Another great spot which is technically between Jesmond and Newcastle city centre is Wylam Brewery’s Palace of Arts in Exhibition Park which blends live music with a microbrewery and interesting small plates menu. We’d recommend their amazing table service Sunday lunch and they also have one of the best beer gardens in the city. You’ll find an eclectic fusion of music on offer from Gospel choirs to the Royal Northern Sinfonia, tribute acts, DJ nights, and star appearances from the likes of Trevor Nelson.
As for shopping, there’s a very busy Best-one for all your needs. There’s a large Morrisons supermarket at the bottom of Shields Road, Byker not far away or there’s a Tesco or Sainsbury’s Local in nearby Shieldfield.
Out and About
Your nearest park is Heaton Park, a Victorian park which stretches from Jesmond Vale to Heaton Road and to Armstrong Bridge. Heaton Festival is held every two years and is swelling in terms of attractions and visitors. The next festival is in 2021.
Jesmond Dene isn’t far away and is perfect for a peaceful place for a stroll and in the summer, the Dene is the place to be with number of events and festivals including outdoor performances by Heartbreak Productions.

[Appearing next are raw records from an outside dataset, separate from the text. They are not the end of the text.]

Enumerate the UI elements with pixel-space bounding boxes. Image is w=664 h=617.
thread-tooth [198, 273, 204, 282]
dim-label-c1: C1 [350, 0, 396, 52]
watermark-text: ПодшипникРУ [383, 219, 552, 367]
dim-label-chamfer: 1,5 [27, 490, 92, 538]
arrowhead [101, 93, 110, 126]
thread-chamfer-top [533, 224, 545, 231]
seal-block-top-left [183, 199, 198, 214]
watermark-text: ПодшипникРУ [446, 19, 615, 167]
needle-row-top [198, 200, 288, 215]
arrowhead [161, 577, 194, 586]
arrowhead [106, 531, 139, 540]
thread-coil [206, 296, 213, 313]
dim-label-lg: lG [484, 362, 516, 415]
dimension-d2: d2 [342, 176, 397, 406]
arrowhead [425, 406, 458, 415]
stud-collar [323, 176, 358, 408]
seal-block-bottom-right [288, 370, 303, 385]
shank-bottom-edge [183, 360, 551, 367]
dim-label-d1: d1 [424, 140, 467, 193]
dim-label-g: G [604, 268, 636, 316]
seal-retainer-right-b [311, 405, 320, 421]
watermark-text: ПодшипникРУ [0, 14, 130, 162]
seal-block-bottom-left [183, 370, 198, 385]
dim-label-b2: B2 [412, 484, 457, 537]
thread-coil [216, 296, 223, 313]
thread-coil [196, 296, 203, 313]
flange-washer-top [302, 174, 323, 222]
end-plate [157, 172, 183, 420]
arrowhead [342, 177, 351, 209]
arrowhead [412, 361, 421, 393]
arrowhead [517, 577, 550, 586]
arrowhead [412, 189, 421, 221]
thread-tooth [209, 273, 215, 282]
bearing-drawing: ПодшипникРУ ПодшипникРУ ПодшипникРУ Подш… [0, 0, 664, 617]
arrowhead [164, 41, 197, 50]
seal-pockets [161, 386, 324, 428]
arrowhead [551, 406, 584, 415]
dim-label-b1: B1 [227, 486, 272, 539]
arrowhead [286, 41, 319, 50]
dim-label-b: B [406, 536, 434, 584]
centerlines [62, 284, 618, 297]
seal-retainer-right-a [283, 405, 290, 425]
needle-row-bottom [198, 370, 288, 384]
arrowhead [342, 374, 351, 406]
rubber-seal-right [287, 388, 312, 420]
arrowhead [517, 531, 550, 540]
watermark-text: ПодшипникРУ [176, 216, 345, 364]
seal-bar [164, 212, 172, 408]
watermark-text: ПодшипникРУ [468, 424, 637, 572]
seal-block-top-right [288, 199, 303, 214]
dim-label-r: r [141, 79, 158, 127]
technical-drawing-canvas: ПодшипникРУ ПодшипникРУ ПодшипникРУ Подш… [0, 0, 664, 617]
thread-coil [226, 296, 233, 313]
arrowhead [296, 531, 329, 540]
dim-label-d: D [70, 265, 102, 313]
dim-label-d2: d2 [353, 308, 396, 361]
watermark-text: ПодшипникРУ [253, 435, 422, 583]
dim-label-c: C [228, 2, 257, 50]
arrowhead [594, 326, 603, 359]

And twice a month you’ll find a food market on the Armstrong Bridge with plenty of reasonably priced street food while Pets Corner is a free entry petting zoo which is home to a number of animals. On the border of Sandyford and Heaton there’s also the excellent Star & Shadow, a volunteer-run cinema and event space. On Sunday it hosts a vegan café.
Hair and Beauty
In terms of beauty and hairdressing try Mo Hair Salon which offers a number of treatment ranges from massages to luxury manicures and pedicures. There’s also Jazz which offers hairdressing services.
Sandyford is approximately two miles from the centre of Newcastle. Your nearest Metro station is Jesmond. Buses are plentiful and frequent and can be caught from various locations in the city centre to Sandyford and back again. Try the number 38 or number 1 which stops in Shieldfield and Heaton which run close to Sandyford. Cycling is a great way to get around the city easily for free.
There are bike sheds to park and lock your bike throughout the universities and city.
Taxis are another way of getting around Newcastle and are in specific areas of Newcastle, such as outside of the train and bus stations and there are also taxi ranks on Grey Street, Pilgrim Street and Collingwood Street near the bars and clubs.
Trains run from Newcastle Central Station to Edinburgh in the North, and York and London to the South.